Organic semiconducting materials and organic-inorganic hybrid systems provide large potential for novel applications in electronic and opto-electronic devices. To realize and optimise these applications a detailed knowledge of the electronic structure as well as its dependence on the interaction and geometrical structure as interfaces is mandatory.
In case of the interaction of organic molecules with metal substrates new states appear, which depending on their character may as well help or hinder the transport of charge through a contact interface. In this talk I will demonstrate the potential of angular resolved UPS (ARUPS) in analysing the spatial distribution of molecular orbitals. This approach allows a direct identification of the hybridisation of molecular states with substrate density of states, which leads to the formation of new, common metal-molecule hybrid states .

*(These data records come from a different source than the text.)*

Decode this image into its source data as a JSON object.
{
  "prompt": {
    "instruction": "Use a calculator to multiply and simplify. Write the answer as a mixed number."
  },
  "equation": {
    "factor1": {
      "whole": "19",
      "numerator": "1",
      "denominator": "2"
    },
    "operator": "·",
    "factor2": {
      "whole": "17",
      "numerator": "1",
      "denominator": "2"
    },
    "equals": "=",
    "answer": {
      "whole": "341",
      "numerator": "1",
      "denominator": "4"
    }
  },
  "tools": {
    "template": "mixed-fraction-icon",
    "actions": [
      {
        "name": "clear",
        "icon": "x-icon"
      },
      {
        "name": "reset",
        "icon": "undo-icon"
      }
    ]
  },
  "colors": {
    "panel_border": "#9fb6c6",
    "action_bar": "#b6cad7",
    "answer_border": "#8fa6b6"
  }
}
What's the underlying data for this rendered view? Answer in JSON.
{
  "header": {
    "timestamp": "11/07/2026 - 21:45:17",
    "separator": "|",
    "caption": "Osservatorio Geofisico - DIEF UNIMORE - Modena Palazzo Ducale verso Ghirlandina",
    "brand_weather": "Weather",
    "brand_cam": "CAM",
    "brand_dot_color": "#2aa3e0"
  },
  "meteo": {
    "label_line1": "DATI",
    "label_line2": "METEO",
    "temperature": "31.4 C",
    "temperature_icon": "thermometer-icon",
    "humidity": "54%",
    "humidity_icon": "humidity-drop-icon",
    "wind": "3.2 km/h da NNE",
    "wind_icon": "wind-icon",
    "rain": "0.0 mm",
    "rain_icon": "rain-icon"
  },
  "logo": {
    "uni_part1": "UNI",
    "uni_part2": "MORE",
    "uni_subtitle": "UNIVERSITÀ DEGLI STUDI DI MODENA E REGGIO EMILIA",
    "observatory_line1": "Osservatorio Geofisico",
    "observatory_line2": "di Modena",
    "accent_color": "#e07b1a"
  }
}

Moreover, I will report on an unconventional order phenomenon observed for a molecular overlayer. This so called inverse melting leads to the formation of a disordered liquid or gaseous phase upon temperature decrease . I will show, that this reversible second order phase transition can be explained by the delicate balance of vertical and lateral forces present in case of a 2D adsorbate system.
 J. Ziroff, F. Forster, A. Schöll, P. Puschnig, and F. Reinert, Hybridization of Organic Molecular Orbitals with Substrate States at Interfaces: PTCDA on Silver. Physical Review Letters 104(23), (2010).
 A. Schöll, L. Kilian, Y. Zou, J. Ziroff, S. Hame, F. Reinert, E. Umbach, and R.H. Fink, An unusual phase transition in two dimensions: inverse melting of a metal-organic interface. Science 329,303, (2010).